Rechtsmittelverfahren bei Verkehrsbeschränkungen wird vereinfacht

Bisher muss gegen Verkehrsbeschränkungen Beschwerde beim Regierungsrat erhoben werden. Nun soll das Verfahren transparenter und bürgerfreundlicher gestaltet werden, wodurch Direktbetroffene früher eingebunden werden können. Dies erfordert eine Anpassung des kantonalen Strassenverkehrsgesetzes. Der Regierungsrat hat die Vorlage in die Vernehmlassung geschickt.

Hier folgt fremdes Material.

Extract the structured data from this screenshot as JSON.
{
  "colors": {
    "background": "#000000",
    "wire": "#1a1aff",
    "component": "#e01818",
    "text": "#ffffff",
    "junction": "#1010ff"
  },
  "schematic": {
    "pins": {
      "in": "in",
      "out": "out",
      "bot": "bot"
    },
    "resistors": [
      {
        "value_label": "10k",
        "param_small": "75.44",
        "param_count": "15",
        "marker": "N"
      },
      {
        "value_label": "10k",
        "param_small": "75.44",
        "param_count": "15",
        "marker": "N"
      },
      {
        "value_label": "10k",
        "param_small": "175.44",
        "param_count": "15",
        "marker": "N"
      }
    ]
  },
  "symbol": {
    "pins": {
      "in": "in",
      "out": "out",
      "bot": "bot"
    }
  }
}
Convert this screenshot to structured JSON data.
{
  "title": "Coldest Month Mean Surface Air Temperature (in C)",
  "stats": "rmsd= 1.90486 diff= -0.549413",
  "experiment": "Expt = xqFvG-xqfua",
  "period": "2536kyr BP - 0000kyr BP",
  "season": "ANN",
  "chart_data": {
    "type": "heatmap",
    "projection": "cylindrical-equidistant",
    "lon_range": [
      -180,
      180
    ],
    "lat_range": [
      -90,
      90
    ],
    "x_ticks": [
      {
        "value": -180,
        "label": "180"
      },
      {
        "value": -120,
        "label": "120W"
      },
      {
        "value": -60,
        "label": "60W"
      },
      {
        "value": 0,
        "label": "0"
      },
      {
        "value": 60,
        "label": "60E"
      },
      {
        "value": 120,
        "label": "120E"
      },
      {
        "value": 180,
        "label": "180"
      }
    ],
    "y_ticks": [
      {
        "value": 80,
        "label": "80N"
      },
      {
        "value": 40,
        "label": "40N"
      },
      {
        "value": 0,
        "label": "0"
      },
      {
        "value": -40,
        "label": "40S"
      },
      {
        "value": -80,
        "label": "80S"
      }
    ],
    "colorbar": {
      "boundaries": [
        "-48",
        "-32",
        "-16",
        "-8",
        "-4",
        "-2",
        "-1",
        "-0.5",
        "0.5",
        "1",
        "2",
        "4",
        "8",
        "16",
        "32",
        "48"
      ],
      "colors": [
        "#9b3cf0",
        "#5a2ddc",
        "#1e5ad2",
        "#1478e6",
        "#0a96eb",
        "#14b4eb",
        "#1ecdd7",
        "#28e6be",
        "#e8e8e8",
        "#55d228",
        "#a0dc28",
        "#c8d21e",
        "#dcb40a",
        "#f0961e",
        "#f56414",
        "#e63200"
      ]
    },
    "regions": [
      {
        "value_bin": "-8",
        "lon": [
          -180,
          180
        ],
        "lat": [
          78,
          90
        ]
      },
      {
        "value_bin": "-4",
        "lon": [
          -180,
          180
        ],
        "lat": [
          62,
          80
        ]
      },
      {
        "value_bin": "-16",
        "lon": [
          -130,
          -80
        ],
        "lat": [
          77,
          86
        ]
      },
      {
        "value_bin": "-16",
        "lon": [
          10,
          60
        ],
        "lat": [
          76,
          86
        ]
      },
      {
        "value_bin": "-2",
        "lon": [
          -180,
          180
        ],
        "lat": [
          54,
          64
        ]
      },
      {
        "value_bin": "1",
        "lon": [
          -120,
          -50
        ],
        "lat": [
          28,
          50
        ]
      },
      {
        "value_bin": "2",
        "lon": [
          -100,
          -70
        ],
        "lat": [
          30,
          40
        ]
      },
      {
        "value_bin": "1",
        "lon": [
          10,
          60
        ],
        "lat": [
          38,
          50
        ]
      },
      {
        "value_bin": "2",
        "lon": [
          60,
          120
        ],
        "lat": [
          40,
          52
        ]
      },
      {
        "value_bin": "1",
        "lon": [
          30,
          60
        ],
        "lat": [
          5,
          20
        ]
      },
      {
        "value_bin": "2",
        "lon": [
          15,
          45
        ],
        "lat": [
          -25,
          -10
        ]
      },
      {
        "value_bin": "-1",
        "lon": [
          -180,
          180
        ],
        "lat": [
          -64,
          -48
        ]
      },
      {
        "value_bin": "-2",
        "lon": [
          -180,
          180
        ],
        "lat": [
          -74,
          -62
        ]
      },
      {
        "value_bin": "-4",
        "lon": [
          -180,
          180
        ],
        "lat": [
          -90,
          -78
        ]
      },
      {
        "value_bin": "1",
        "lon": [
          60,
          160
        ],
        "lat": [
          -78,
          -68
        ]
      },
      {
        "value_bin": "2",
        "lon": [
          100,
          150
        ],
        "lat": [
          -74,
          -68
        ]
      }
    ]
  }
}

Im Kanton Nidwalden ist die Justiz- und Sicherheitsdirektion für die Verfügung von Verkehrsbeschränkungen zuständig. Wer gegen eine im Amtsblatt publizierte Verkehrsbeschränkung vorgehen will, muss dies bisher mittels Verwaltungsbeschwerde beim Regierungsrat und erheblichem Kostenrisiko tun. «Das Vorgehen stellte häufig einen bürokratischen Leerlauf dar und bringt für alle Beteiligten unnötigen Aufwand mit sich. Die Verwaltungsbeschwerde ist in solchen Fällen das falsche Instrument», erklärt Justiz- und Sicherheitsdirektorin Karin Kayser-Frutschi, weshalb der Kanton eine Teilrevision des Strassenverkehrsgesetzes anstrebt. «Neu sollen Bedenken und Vorschläge von Bürgerinnen und Bürgern frühzeitig eingebracht werden können, was eine effizientere Konfliktlösung und eine Reduktion des bürokratischen Aufwands verspricht», so Karin Kayser-Frutschi weiter.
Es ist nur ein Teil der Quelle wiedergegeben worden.